A 24-year-old female complained of abdominal pain for 2 months. Radiologic investigations revealed a complex cystic mass measuring 11×9×7 cm. The CA125 level was 17.7 IU/mL. Grossly the tumor was multiloculated with cystic areas containing mucoid material. No well-defined mural nodule was identified. Microscopically the tumor was composed of cystic spaces lined by intestinal-type mucinous epithelium showing epithelial proliferation, nuclear stratification, and mild nuclear atypia (Fig. 1A). However, there was no evidence of stromal invasion in multiple sections studied. Focal areas showed mucin percolating in the stroma with associated sheets of muciphages. In 2/20 sections, the septae and papillary cores of the mucinous epithelium were mildly thickened by proliferation of cells that were different from the more fibrous stroma seen elsewhere (Figs. 1B–D). Focally there was a close intermingling of mucinous epithelium and these cells (Fig. 1E), which had round to oval nuclei, fine chromatin, inconspicuous nucleoli, and scant to moderate cytoplasm (Fig. 1F). Some of the cells showed longitudinal nuclear grooves, whereas an occasional mitotic figure was also seen. No Call-Exner bodies were seen.

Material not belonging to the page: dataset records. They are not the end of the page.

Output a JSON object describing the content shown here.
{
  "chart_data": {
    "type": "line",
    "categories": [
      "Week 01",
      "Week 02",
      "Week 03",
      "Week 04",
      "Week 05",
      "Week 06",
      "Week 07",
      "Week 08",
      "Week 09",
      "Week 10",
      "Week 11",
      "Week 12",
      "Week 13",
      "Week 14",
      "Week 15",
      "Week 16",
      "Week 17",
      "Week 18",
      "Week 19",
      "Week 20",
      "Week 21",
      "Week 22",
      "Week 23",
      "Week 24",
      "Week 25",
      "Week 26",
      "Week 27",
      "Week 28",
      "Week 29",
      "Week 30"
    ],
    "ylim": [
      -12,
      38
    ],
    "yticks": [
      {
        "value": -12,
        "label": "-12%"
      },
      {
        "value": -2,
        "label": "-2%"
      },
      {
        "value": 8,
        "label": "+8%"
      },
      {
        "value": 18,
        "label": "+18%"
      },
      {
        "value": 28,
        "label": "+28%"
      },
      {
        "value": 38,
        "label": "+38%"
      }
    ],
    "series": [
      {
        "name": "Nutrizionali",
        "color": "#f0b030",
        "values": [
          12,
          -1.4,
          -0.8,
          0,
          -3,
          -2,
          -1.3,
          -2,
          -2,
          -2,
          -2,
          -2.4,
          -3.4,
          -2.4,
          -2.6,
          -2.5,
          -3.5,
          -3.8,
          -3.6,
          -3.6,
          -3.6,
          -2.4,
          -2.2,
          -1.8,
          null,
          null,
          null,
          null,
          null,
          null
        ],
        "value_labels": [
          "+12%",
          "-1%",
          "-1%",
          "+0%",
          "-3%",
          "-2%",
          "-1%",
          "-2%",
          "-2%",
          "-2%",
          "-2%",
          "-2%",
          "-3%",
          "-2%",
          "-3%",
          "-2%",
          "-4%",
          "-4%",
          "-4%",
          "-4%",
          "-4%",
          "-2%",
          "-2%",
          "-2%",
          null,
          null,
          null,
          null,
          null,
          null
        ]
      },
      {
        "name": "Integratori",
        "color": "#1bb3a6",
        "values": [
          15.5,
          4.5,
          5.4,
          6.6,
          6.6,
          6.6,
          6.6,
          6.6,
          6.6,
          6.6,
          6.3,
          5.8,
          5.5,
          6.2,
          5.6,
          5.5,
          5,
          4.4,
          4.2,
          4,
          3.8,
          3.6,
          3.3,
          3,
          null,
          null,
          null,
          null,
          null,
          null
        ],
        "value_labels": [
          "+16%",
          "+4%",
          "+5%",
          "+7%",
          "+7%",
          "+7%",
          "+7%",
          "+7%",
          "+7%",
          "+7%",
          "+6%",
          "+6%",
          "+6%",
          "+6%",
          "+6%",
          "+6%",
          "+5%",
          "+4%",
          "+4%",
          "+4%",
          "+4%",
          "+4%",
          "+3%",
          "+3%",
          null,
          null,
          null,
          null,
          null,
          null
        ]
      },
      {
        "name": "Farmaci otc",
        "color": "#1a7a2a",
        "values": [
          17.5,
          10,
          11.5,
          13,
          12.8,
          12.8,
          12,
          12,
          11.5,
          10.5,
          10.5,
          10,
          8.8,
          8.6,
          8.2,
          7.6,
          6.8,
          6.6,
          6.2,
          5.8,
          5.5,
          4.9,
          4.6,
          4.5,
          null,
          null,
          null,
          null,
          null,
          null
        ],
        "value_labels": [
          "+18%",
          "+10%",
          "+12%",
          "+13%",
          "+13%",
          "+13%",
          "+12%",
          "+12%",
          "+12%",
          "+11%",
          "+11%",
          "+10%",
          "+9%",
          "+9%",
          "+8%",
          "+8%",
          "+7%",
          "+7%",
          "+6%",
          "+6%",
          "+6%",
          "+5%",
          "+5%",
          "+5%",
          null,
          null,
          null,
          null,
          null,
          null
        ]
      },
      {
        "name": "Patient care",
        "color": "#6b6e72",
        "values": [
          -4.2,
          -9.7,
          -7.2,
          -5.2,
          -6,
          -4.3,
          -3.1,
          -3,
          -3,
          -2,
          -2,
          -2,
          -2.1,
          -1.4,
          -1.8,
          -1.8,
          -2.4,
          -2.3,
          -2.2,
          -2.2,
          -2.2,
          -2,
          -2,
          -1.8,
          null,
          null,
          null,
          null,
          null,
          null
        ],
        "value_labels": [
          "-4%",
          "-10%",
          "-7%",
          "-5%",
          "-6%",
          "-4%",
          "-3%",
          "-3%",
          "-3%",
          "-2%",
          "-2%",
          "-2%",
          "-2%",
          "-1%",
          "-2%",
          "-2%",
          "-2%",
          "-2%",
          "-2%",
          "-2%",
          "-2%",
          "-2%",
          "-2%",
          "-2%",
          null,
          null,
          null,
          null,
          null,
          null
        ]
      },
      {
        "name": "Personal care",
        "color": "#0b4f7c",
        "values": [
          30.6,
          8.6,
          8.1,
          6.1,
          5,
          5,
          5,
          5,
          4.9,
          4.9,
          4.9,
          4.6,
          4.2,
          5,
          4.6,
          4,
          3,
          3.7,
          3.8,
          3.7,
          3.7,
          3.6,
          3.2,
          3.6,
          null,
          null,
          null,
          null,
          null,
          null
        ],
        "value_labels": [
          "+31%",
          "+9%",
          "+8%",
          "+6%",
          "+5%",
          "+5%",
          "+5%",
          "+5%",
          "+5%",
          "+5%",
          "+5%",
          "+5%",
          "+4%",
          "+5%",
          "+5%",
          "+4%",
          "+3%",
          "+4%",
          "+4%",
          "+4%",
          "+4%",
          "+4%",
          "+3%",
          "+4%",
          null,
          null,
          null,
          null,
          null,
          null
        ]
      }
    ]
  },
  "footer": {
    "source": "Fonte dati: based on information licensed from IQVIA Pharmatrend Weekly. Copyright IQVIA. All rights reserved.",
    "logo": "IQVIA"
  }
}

The inhibin immunostain showed positivity (Figs. 1G, H) in these cells, thus the morphologic and immunohistochemistry features were those of granulosa cell proliferations within the septae of a borderline mucinous neoplasm.
The exact nature of AGCT-like areas associated with mucinous tumors can only be confirmed by molecular studies. In a recent study, the authors have conclusively demonstrated the heterogenous nature of AGCT-like components in mucinous neoplasms, as relatively specific FOXL2 mutation was identified in only a subset of cases 6. One of the FOXL2-mutated cases was a collision tumor with macroscopically and microscopically nodular mass displaying features of AGCT, which abutted the borderline mucinous neoplasm 5,6. In the other mutation-positive case, authors hypothesized evolution of diffuse AGCT-like areas from cellular thecomatous stroma in the septae of a borderline mucinous neoplasm 3,6. Similar to the second case, a prominent fibrothecomatous component was seen in 2 FOXL2 mutation-positive AGCT cases in the study of Shah et al 7. This might indicate that in a subset of cases, AGCT evolves from the prominent fibrothecomatous background probably due to acquisition of somatic FOXL2 mutation. Therefore, mucinous neoplasms associated with prominent thecomatous background and/or AGCT-like areas should be tested for FOXL2 mutation to ascertain the neoplastic nature of AGCT component, which may be important for long-term follow-up of these patients.
Around 20% of ovarian mucinous neoplasms show elevated serum inhibin levels, the source of which was localized to luteinized stromal cells 8. Some unknown factors secreted by mucinous epithelium might be inducing the proliferation of luteinized stromal cells, which are not uncommonly present in mucinous neoplasms. A similar mechanism has been postulated for occurrence of ovarian-type stroma in biliary cystadenomas and pancreatic mucinous cystic neoplasms. In our case, the subepithelial stromal cells were not luteinized and nuclear grooves were present in some of the cells suggesting granulosa cell differentiation. The extent of granulosa cell proliferation in our case was very limited and was not of sufficient degree to label it as AGCT. Therefore, similar to proliferation of luteinized stromal cells, the granulosa cell proliferation might be induced by the mucinous neoplasm that might act as precursors for the development of AGCT.
Heterologous mucinous differentiation is seen in a subset of Sertoli-Leydig cell tumors, which can occasionally show prominent borderline to malignant change in the mucinous component 9.